[Polars] Output limitation: write_table always writing a single file

Hello,

I am leveraging Lightweight Transforms with Polars for its performance.

However, I’m running into a challenge when it comes to controlling the output file structure for large datasets with the function write_table

Polars always output a single file. When it comes to heavy dataset (eg 10GB), it can cause problem for spark or contour users.

I wasn’t able to find a way to split the output in several parts.

Any recommendations on that ?

I guess it shouldn’t be too hard to setup from a platform point of view, but it seems no current max size of file parameter is integrated in the write_table function.

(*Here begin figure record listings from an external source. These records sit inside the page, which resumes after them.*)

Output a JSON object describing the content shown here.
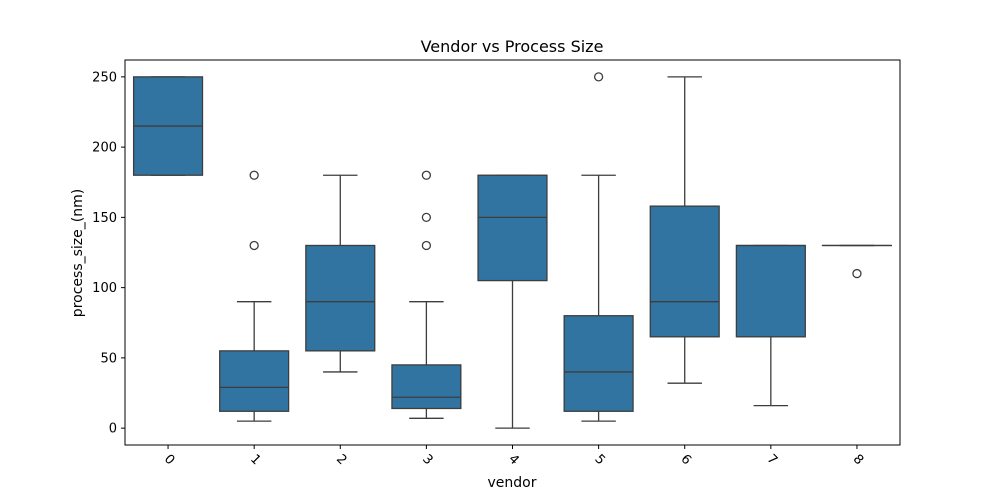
{
  "chart_data": {
    "type": "box",
    "title": "Vendor vs Process Size",
    "xlabel": "vendor",
    "ylabel": "process_size_(nm)",
    "ylim": [
      -12,
      262
    ],
    "yticks": [
      0,
      50,
      100,
      150,
      200,
      250
    ],
    "categories": [
      "0",
      "1",
      "2",
      "3",
      "4",
      "5",
      "6",
      "7",
      "8"
    ],
    "color": "#3274a1",
    "grid": false,
    "boxes": [
      {
        "category": "0",
        "whisker_low": 180,
        "q1": 180,
        "median": 215,
        "q3": 250,
        "whisker_high": 250,
        "outliers": []
      },
      {
        "category": "1",
        "whisker_low": 5,
        "q1": 12,
        "median": 29,
        "q3": 55,
        "whisker_high": 90,
        "outliers": [
          130,
          180
        ]
      },
      {
        "category": "2",
        "whisker_low": 40,
        "q1": 55,
        "median": 90,
        "q3": 130,
        "whisker_high": 180,
        "outliers": []
      },
      {
        "category": "3",
        "whisker_low": 7,
        "q1": 14,
        "median": 22,
        "q3": 45,
        "whisker_high": 90,
        "outliers": [
          130,
          150,
          180
        ]
      },
      {
        "category": "4",
        "whisker_low": 0,
        "q1": 105,
        "median": 150,
        "q3": 180,
        "whisker_high": 180,
        "outliers": []
      },
      {
        "category": "5",
        "whisker_low": 5,
        "q1": 12,
        "median": 40,
        "q3": 80,
        "whisker_high": 180,
        "outliers": [
          250
        ]
      },
      {
        "category": "6",
        "whisker_low": 32,
        "q1": 65,
        "median": 90,
        "q3": 158,
        "whisker_high": 250,
        "outliers": []
      },
      {
        "category": "7",
        "whisker_low": 16,
        "q1": 65,
        "median": 130,
        "q3": 130,
        "whisker_high": 130,
        "outliers": []
      },
      {
        "category": "8",
        "whisker_low": 130,
        "q1": 130,
        "median": 130,
        "q3": 130,
        "whisker_high": 130,
        "outliers": [
          110
        ]
      }
    ]
  }
}
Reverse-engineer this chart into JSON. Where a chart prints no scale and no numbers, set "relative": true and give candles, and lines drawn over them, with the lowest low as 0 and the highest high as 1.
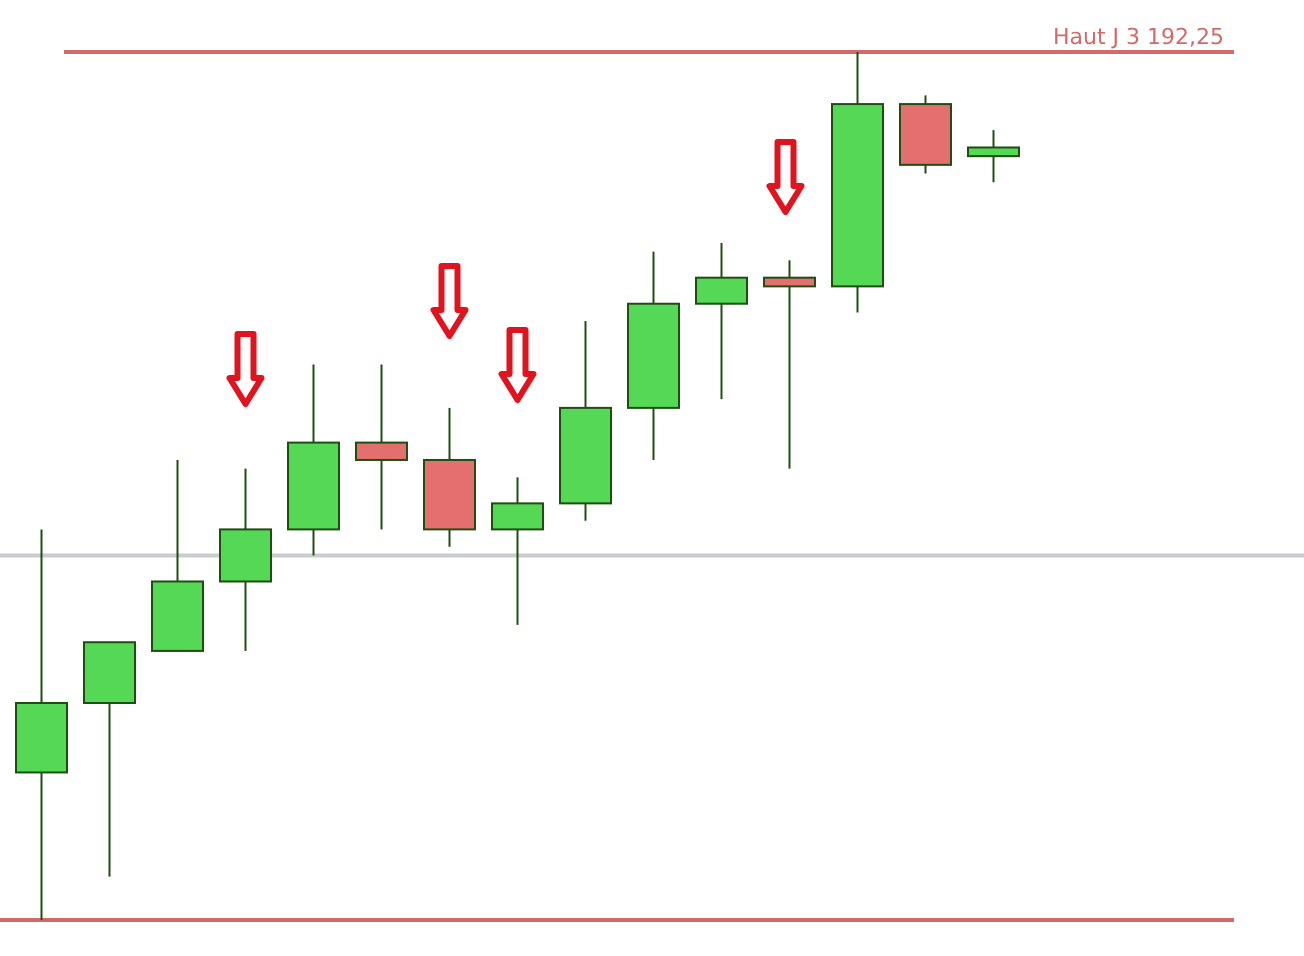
{
  "chart_data": {
    "type": "candlestick",
    "relative": true,
    "categories": [
      null,
      null,
      null,
      null,
      null,
      null,
      null,
      null,
      null,
      null,
      null,
      null,
      null,
      null,
      null
    ],
    "ohlc": [
      [
        0.17,
        0.45,
        0,
        0.25
      ],
      [
        0.25,
        0.32,
        0.05,
        0.32
      ],
      [
        0.31,
        0.53,
        0.31,
        0.39
      ],
      [
        0.39,
        0.52,
        0.31,
        0.45
      ],
      [
        0.45,
        0.64,
        0.42,
        0.55
      ],
      [
        0.55,
        0.64,
        0.45,
        0.53
      ],
      [
        0.53,
        0.59,
        0.43,
        0.45
      ],
      [
        0.45,
        0.51,
        0.34,
        0.48
      ],
      [
        0.48,
        0.69,
        0.46,
        0.59
      ],
      [
        0.59,
        0.77,
        0.53,
        0.71
      ],
      [
        0.71,
        0.78,
        0.6,
        0.74
      ],
      [
        0.74,
        0.76,
        0.52,
        0.73
      ],
      [
        0.73,
        1,
        0.7,
        0.94
      ],
      [
        0.94,
        0.95,
        0.86,
        0.87
      ],
      [
        0.88,
        0.91,
        0.85,
        0.89
      ]
    ],
    "colors": [
      "#55d855",
      "#55d855",
      "#55d855",
      "#55d855",
      "#55d855",
      "#e36f6f",
      "#e36f6f",
      "#55d855",
      "#55d855",
      "#55d855",
      "#55d855",
      "#e36f6f",
      "#55d855",
      "#e36f6f",
      "#55d855"
    ],
    "ref_lines": [
      {
        "axis": "y",
        "value": 1,
        "label": "Haut J 3 192,25",
        "color": "#d26a6a"
      },
      {
        "axis": "y",
        "value": 0,
        "label": null,
        "color": "#d26a6a"
      },
      {
        "axis": "y",
        "value": 0.42,
        "label": null,
        "color": "#c8cbd2"
      }
    ]
  }
}
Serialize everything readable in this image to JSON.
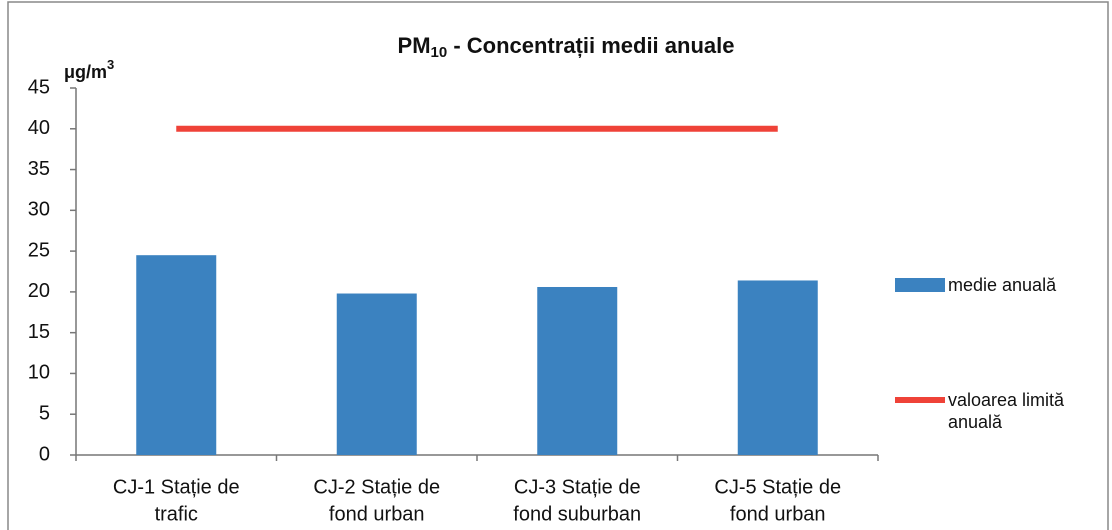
{
  "chart_data": {
    "type": "bar",
    "title": [
      "PM",
      "10",
      " - Concentrații medii anuale"
    ],
    "y_label": [
      "μg/m",
      "3"
    ],
    "categories": [
      [
        "CJ-1 Stație de",
        "trafic"
      ],
      [
        "CJ-2 Stație de",
        "fond urban"
      ],
      [
        "CJ-3 Stație de",
        "fond suburban"
      ],
      [
        "CJ-5 Stație de",
        "fond urban"
      ]
    ],
    "series": [
      {
        "name": "medie anuală",
        "type": "bar",
        "color": "#3b82c0",
        "values": [
          24.5,
          19.8,
          20.6,
          21.4
        ]
      },
      {
        "name": "valoarea limită anuală",
        "type": "line",
        "color": "#ef4238",
        "values": [
          40,
          40,
          40,
          40
        ]
      }
    ],
    "ylim": [
      0,
      45
    ],
    "yticks": [
      0,
      5,
      10,
      15,
      20,
      25,
      30,
      35,
      40,
      45
    ],
    "legend": "right"
  }
}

I think this is a known limitation of the current write_table implementation.

To my knowledge this should be resolved soon when the duckdb bindings are released which should unlock a lower level API to write to the output where you would have full control over write options.

I‘ll repl again once this is released.

2 Likes

@Salim this has been working for me for the time being

        df.sink_parquet(
            pl.PartitionMaxSize(
                base_path=output.path_for_write_table,
                max_size=5_000_000,
            ),
            compression="zstd",
            mkdir=True,
        )
        output.write_table(output.path_for_write_table)
3 Likes

I think this is a good solution. The files are staged in the container which means there is a disk size limit and the performance will be a little bit slower since the upload of the files takes time. Overall, this shouldn’t make a big difference in job runtime.

Hello @rfisk ,
Thank you very much for the proposed solution. This is exactly what I was looking for :light_blue_heart:

@nicornk You’re right, it is a little bit slower, but this is acceptable for us !
I will also monitor if Foundry proposed a more “official” solution to that. I saw that Foundry released an API for DuckDB. Were you referring to that?

1 Like

It’s worth bearing in mind that because Parquet is splittable, a single large Parquet file is very rarely a problem for Spark consumers. Have you actually seen performance degradation in downstream Spark jobs when trying to read a large Parquet file output from these Polars transforms?

2 Likes

No, I actually haven’t seen any performance loss. My earlier statement may be incorrect ; I took for granted what a developer told me. I haven’t benchmarked it myself yet. I’ll probably do that next week and share an update.

Anyways, thanks for the clarification about the Parquet file!